The American Civil Liberties Union of New Hampshire has asked a court to decide whether the secretary of state is violating a court order by sending letters to some voters that the ACLU says suggests they must get a state driver's license to prove they live in the state.
In a motion filed Monday in Strafford County Superior Court and announced Tuesday, the ACLU asked a judge to issue an emergency order requiring Secretary of State William Gardner to obey a court's ruling from last year that prohibited the letters from being mailed.

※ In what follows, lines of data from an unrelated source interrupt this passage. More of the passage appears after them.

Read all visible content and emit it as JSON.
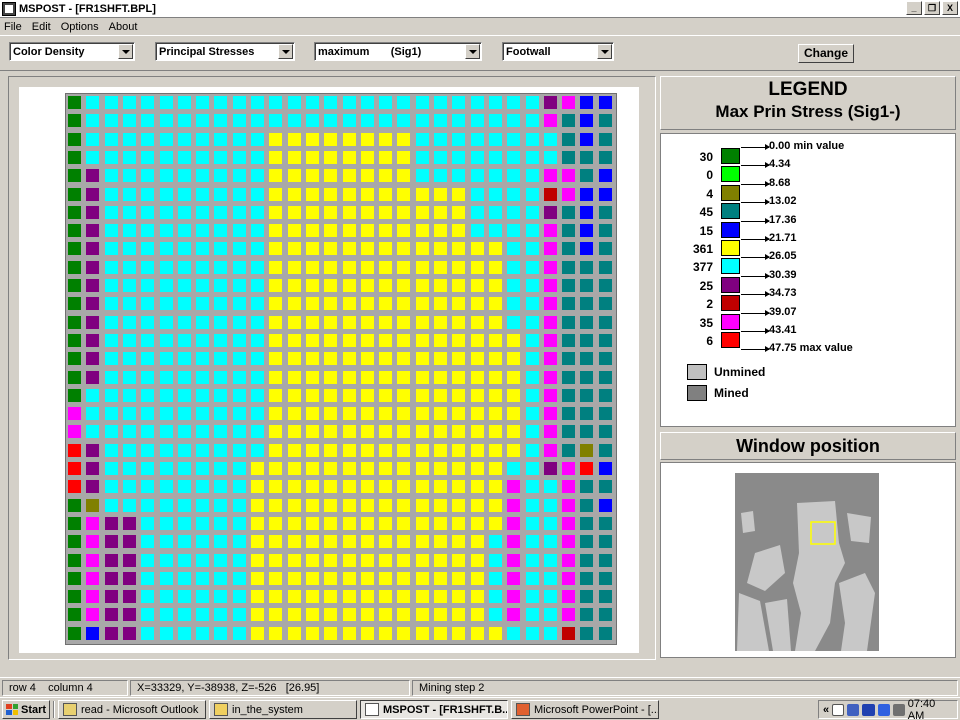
{
  "window": {
    "title": "MSPOST - [FR1SHFT.BPL]",
    "buttons": [
      "_",
      "❐",
      "X"
    ]
  },
  "menu": [
    "File",
    "Edit",
    "Options",
    "About"
  ],
  "toolbar": {
    "dropdowns": [
      {
        "value": "Color Density"
      },
      {
        "value": "Principal Stresses"
      },
      {
        "value": "maximum       (Sig1)"
      },
      {
        "value": "Footwall"
      }
    ],
    "change_label": "Change"
  },
  "legend": {
    "title": "LEGEND",
    "subtitle": "Max Prin Stress (Sig1-)",
    "boundaries": [
      "0.00 min value",
      "4.34",
      "8.68",
      "13.02",
      "17.36",
      "21.71",
      "26.05",
      "30.39",
      "34.73",
      "39.07",
      "43.41",
      "47.75 max value"
    ],
    "bins": [
      {
        "count": "30",
        "color": "#008000"
      },
      {
        "count": "0",
        "color": "#00ff00"
      },
      {
        "count": "4",
        "color": "#808000"
      },
      {
        "count": "45",
        "color": "#008080"
      },
      {
        "count": "15",
        "color": "#0000ff"
      },
      {
        "count": "361",
        "color": "#ffff00"
      },
      {
        "count": "377",
        "color": "#00ffff"
      },
      {
        "count": "25",
        "color": "#800080"
      },
      {
        "count": "2",
        "color": "#c00000"
      },
      {
        "count": "35",
        "color": "#ff00ff"
      },
      {
        "count": "6",
        "color": "#ff0000"
      }
    ],
    "unmined_label": "Unmined",
    "mined_label": "Mined",
    "unmined_color": "#c0c0c0",
    "mined_color": "#808080"
  },
  "window_position": {
    "title": "Window position"
  },
  "status": {
    "cell": "row 4    column 4",
    "coords": "X=33329, Y=-38938, Z=-526   [26.95]",
    "step": "Mining step 2"
  },
  "taskbar": {
    "start": "Start",
    "tasks": [
      {
        "label": "read - Microsoft Outlook"
      },
      {
        "label": "in_the_system"
      },
      {
        "label": "MSPOST - [FR1SHFT.B..."
      },
      {
        "label": "Microsoft PowerPoint - [..."
      }
    ],
    "clock": "07:40 AM"
  }
}
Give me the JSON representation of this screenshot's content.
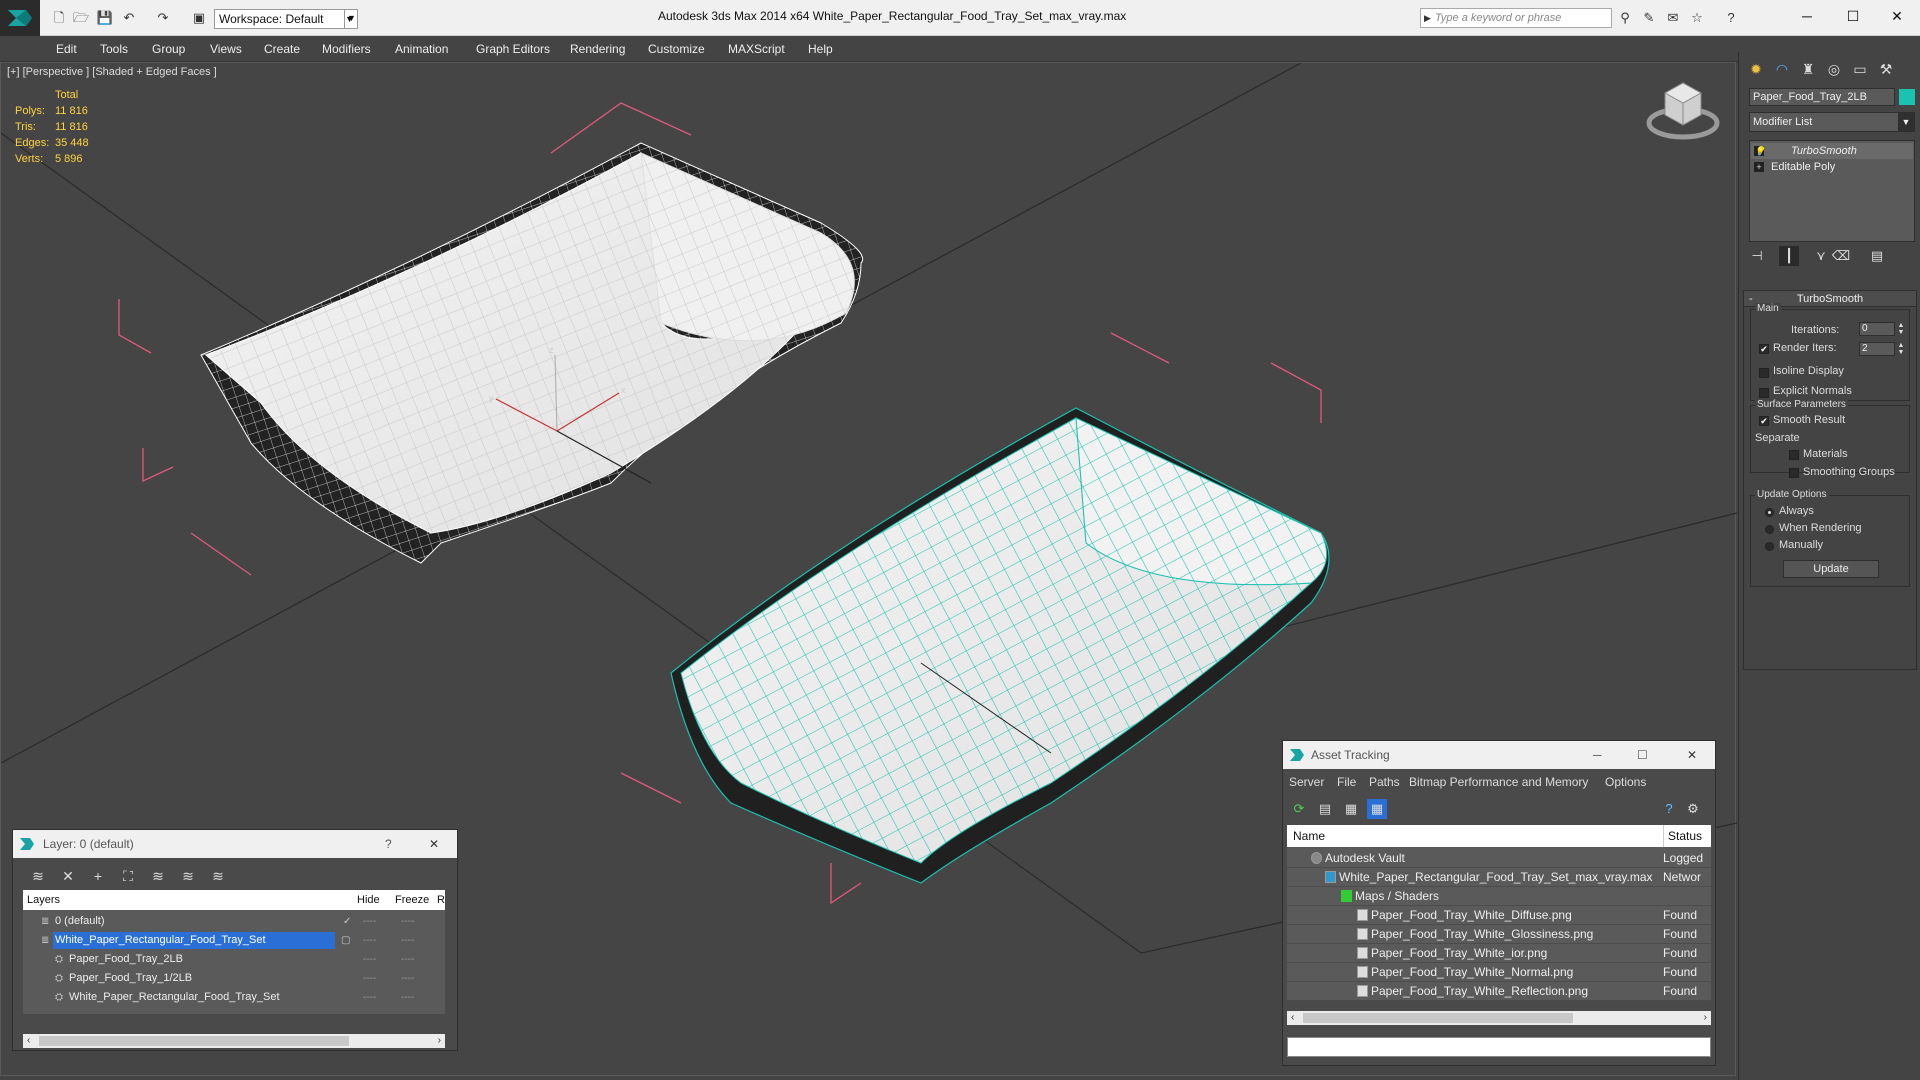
{
  "app": {
    "title": "Autodesk 3ds Max  2014 x64     White_Paper_Rectangular_Food_Tray_Set_max_vray.max",
    "workspace": "Workspace: Default",
    "search_placeholder": "Type a keyword or phrase"
  },
  "menu": [
    "Edit",
    "Tools",
    "Group",
    "Views",
    "Create",
    "Modifiers",
    "Animation",
    "Graph Editors",
    "Rendering",
    "Customize",
    "MAXScript",
    "Help"
  ],
  "viewport": {
    "label": "[+] [Perspective ] [Shaded + Edged Faces ]",
    "stats": {
      "header": "Total",
      "rows": [
        {
          "label": "Polys:",
          "value": "11 816"
        },
        {
          "label": "Tris:",
          "value": "11 816"
        },
        {
          "label": "Edges:",
          "value": "35 448"
        },
        {
          "label": "Verts:",
          "value": "5 896"
        }
      ]
    }
  },
  "command_panel": {
    "object_name": "Paper_Food_Tray_2LB",
    "object_color": "#1ac2b0",
    "modifier_list": "Modifier List",
    "stack": [
      "TurboSmooth",
      "Editable Poly"
    ],
    "turbosmooth": {
      "title": "TurboSmooth",
      "main_label": "Main",
      "iterations_label": "Iterations:",
      "iterations_value": "0",
      "render_iters_label": "Render Iters:",
      "render_iters_value": "2",
      "render_iters_checked": "✔",
      "isoline": "Isoline Display",
      "explicit_normals": "Explicit Normals",
      "surface_params": "Surface Parameters",
      "smooth_result": "Smooth Result",
      "smooth_result_checked": "✔",
      "separate": "Separate",
      "materials": "Materials",
      "smoothing_groups": "Smoothing Groups",
      "update_options": "Update Options",
      "always": "Always",
      "when_rendering": "When Rendering",
      "manually": "Manually",
      "update_button": "Update"
    }
  },
  "layer_dialog": {
    "title": "Layer: 0 (default)",
    "help": "?",
    "close": "✕",
    "columns": [
      "Layers",
      "Hide",
      "Freeze",
      "R"
    ],
    "rows": [
      {
        "name": "0 (default)",
        "indent": 0,
        "selected": false
      },
      {
        "name": "White_Paper_Rectangular_Food_Tray_Set",
        "indent": 0,
        "selected": true
      },
      {
        "name": "Paper_Food_Tray_2LB",
        "indent": 1,
        "selected": false
      },
      {
        "name": "Paper_Food_Tray_1/2LB",
        "indent": 1,
        "selected": false
      },
      {
        "name": "White_Paper_Rectangular_Food_Tray_Set",
        "indent": 1,
        "selected": false
      }
    ],
    "dots": "----"
  },
  "asset_dialog": {
    "title": "Asset Tracking",
    "menu": [
      "Server",
      "File",
      "Paths",
      "Bitmap Performance and Memory",
      "Options"
    ],
    "columns": [
      "Name",
      "Status"
    ],
    "rows": [
      {
        "name": "Autodesk Vault",
        "status": "Logged",
        "indent": 1
      },
      {
        "name": "White_Paper_Rectangular_Food_Tray_Set_max_vray.max",
        "status": "Networ",
        "indent": 2
      },
      {
        "name": "Maps / Shaders",
        "status": "",
        "indent": 3
      },
      {
        "name": "Paper_Food_Tray_White_Diffuse.png",
        "status": "Found",
        "indent": 4
      },
      {
        "name": "Paper_Food_Tray_White_Glossiness.png",
        "status": "Found",
        "indent": 4
      },
      {
        "name": "Paper_Food_Tray_White_ior.png",
        "status": "Found",
        "indent": 4
      },
      {
        "name": "Paper_Food_Tray_White_Normal.png",
        "status": "Found",
        "indent": 4
      },
      {
        "name": "Paper_Food_Tray_White_Reflection.png",
        "status": "Found",
        "indent": 4
      }
    ]
  },
  "colors": {
    "selection_wire": "#1ac2b0",
    "bbox": "#e05a7a",
    "stats_text": "#ffd33f"
  }
}
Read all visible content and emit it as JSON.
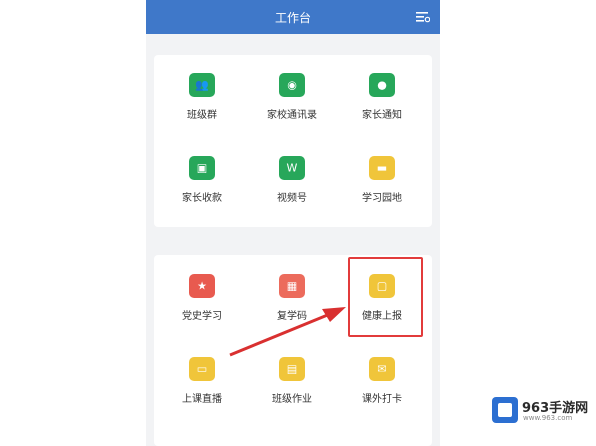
{
  "header": {
    "title": "工作台"
  },
  "sections": [
    {
      "label": "",
      "items": [
        {
          "label": "班级群",
          "icon": "people-icon",
          "color": "#27a75a"
        },
        {
          "label": "家校通讯录",
          "icon": "contact-icon",
          "color": "#27a75a"
        },
        {
          "label": "家长通知",
          "icon": "chat-icon",
          "color": "#27a75a"
        },
        {
          "label": "家长收款",
          "icon": "payment-icon",
          "color": "#27a75a"
        },
        {
          "label": "视频号",
          "icon": "video-icon",
          "color": "#27a75a"
        },
        {
          "label": "学习园地",
          "icon": "learning-icon",
          "color": "#f0c53a"
        }
      ]
    },
    {
      "label": "",
      "items": [
        {
          "label": "党史学习",
          "icon": "star-icon",
          "color": "#e85a4f"
        },
        {
          "label": "复学码",
          "icon": "qr-icon",
          "color": "#ec6b5c"
        },
        {
          "label": "健康上报",
          "icon": "health-report-icon",
          "color": "#f0c53a"
        },
        {
          "label": "上课直播",
          "icon": "live-icon",
          "color": "#f0c53a"
        },
        {
          "label": "班级作业",
          "icon": "homework-icon",
          "color": "#f0c53a"
        },
        {
          "label": "课外打卡",
          "icon": "checkin-icon",
          "color": "#f0c53a"
        }
      ]
    }
  ],
  "watermark": {
    "brand": "963手游网",
    "url": "www.963.com"
  },
  "colors": {
    "header": "#3f78c9",
    "highlight": "#e23b3b"
  }
}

The letters from Gardner inform voters that because they voted by domicile affidavit, they must be informed that a driver must get a license within 60 days of becoming a resident of the state. People who vote by affidavit are saying they live in New Hampshire and are entitled to vote in the state but don't have the identification to prove it. The letter informs voters that the driver's license language is being challenged in court.
"It is likely that the Secretary of State's Office has sent thousands of such letters since July 24, 2014, in violation of the Superior Court's order," the ACLU said in its motion.
Gardner said the motion is without merit because the original judge's order was about voter registration forms and these letters are being sent to people who already voted.
"The bottom line is, it's two different laws," Gardner said. "I can't fathom what they're trying to do. It's ridiculous. This has nothing to do with the case."
The difference between "domicile" and "resident" is what the ACLU questions.
A voter who is "domiciled" in the state could include college students, military personnel or medical residents who may leave the state in the future. The ACLU said the letters from the secretary of state could keep that population from voting. "Resident" indicates an intention to stay in New Hampshire for "the indefinite future."
In July, Strafford County Superior Court Judge Brian Tucker ruled the language on voter registration forms may discourage people from voting if they think they have to change their driver's license and car registration, resulting in "a severe chilling effect on the right of those domiciled here to vote."
The ACLU's motion also asks the court to order the secretary of state to show why it isn't in contempt of court.